Sucede que en disímiles lugares de «afuera» —incluso aquí mismo— se ha llegado a identificar lo cubano únicamente con el lenguaje «suelto», la gestualidad desmedida, el desenfado y la jocosidad. Pero también desde otras latitudes se ha emparentado la cubanía con símbolos implantados: la mulata voluptuosa, el ron, el tabaco y, si acaso, el sombrero de yarey.
¿Por qué en el mundo algunos nos verán así?, me he preguntado en una fecha como esta, Día de la Cultura Cubana, jornada gloriosa en que las gargantas de Bayamo sembraron el himno patrio, duradero hasta hoy.
Y me he respondido que probablemente sea culpa de nosotros mismos. Porque muchas veces hemos dado esa imagen de «chachareadores» irreverentes o «mal hablaos», como dicen por ahí. Ha existido una construcción del cubano llena de «aseres», «moninas» y «consortes», «ambias» y «cúmbilas», «puras», «jevas», «locotas» y «ocambos», e, incluso, de brothers.

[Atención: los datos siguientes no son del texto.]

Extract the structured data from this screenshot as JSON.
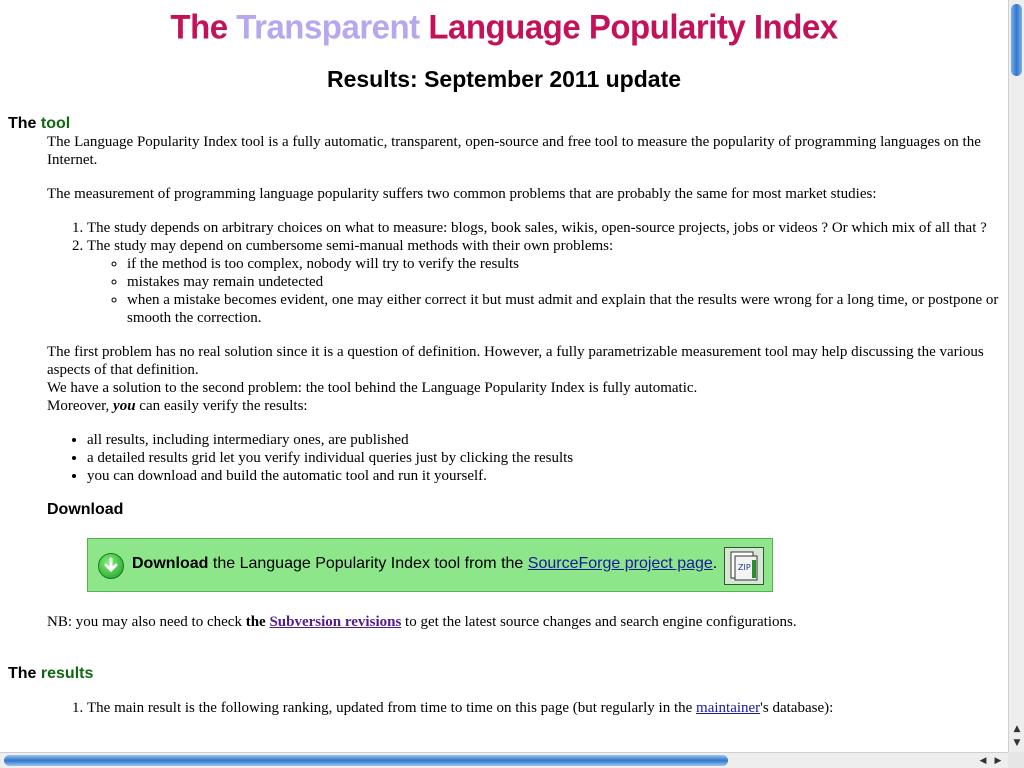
{
  "title": {
    "the": "The",
    "transparent": "Transparent",
    "rest": "Language Popularity Index"
  },
  "subtitle": "Results: September 2011 update",
  "tool_section": {
    "the": "The",
    "word": "tool",
    "intro": "The Language Popularity Index tool is a fully automatic, transparent, open-source and free tool to measure the popularity of programming languages on the Internet.",
    "problems_intro": "The measurement of programming language popularity suffers two common problems that are probably the same for most market studies:",
    "problem_1": "The study depends on arbitrary choices on what to measure: blogs, book sales, wikis, open-source projects, jobs or videos ? Or which mix of all that ?",
    "problem_2": "The study may depend on cumbersome semi-manual methods with their own problems:",
    "sub_problems": [
      "if the method is too complex, nobody will try to verify the results",
      "mistakes may remain undetected",
      "when a mistake becomes evident, one may either correct it but must admit and explain that the results were wrong for a long time, or postpone or smooth the correction."
    ],
    "first_problem": "The first problem has no real solution since it is a question of definition. However, a fully parametrizable measurement tool may help discussing the various aspects of that definition.",
    "second_problem": "We have a solution to the second problem: the tool behind the Language Popularity Index is fully automatic.",
    "moreover": "Moreover,",
    "you": "you",
    "verify": "can easily verify the results:",
    "bullets": [
      "all results, including intermediary ones, are published",
      "a detailed results grid let you verify individual queries just by clicking the results",
      "you can download and build the automatic tool and run it yourself."
    ]
  },
  "download": {
    "heading": "Download",
    "bold": "Download",
    "text": "the Language Popularity Index tool from the",
    "link": "SourceForge project page",
    "end": ".",
    "zip_label": "ZIP"
  },
  "nb": {
    "prefix": "NB: you may also need to check",
    "the": "the",
    "link": "Subversion revisions",
    "suffix": "to get the latest source changes and search engine configurations."
  },
  "results_section": {
    "the": "The",
    "word": "results",
    "item_1_prefix": "The main result is the following ranking, updated from time to time on this page (but regularly in the",
    "item_1_link": "maintainer",
    "item_1_suffix": "'s database):"
  },
  "colors": {
    "title_magenta": "#c4125a",
    "title_light": "#b7a7ee",
    "section_green": "#116611",
    "download_bg": "#8ee68a"
  }
}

Y, en un proceso paulatino, hemos ido estrechando nuestras representaciones de la cubanía y pasando por alto hechos, emblemas y figuras que deberían identificarnos, como cubanos, en el mundo.
Sabemos que nuestros bailes, la cocina, el arte, la pelota... también forman parte de ella; mas no debemos estrecharla a lo uno o a lo otro. La cubanía es un concepto moldeable, perfectible, sintetizado en un conjunto de rasgos identitarios, formados en un largo proceso histórico, expresados en disímiles campos de la vida.
Sin embargo, no deberíamos hablar de esta obviando a Martí, a Céspedes, a la historia o a nuestra bandera, como ocurre en ocasiones. O, peor aún, que la identifiquemos con grosería, como nos alertaba hace poco, en la Ciudad Monumento, el intelectual Luis Toledo Sande: «La grosería es profundamente anticultural, contraria a la mejor cubanía», decía él, en conferencia que merece ser conocida por el país completo.
No se trata de renegar del «asere», ya pegado a nuestra cotidianidad. Pero hay tantas y tantas cosas en nuestra forma de ser... que es lastimoso que se nos vuelva solo «asere», baile, risa y jarana.
La cubanía es, al final, un deseo, una voluntad. Es, como decía el sabio Fernando Ortiz, sentir el misterio de la trinidad cubana: misterio por amar y poseer esta tierra (no importa dónde estemos), misterio por venir de ella, misterio por darnos a ella. Y ese misterio resulta más ancho que el Toa y más largo que el Cauto, y no lo deberíamos estrechar nunca, ni siquiera con la más grave de nuestras sequías.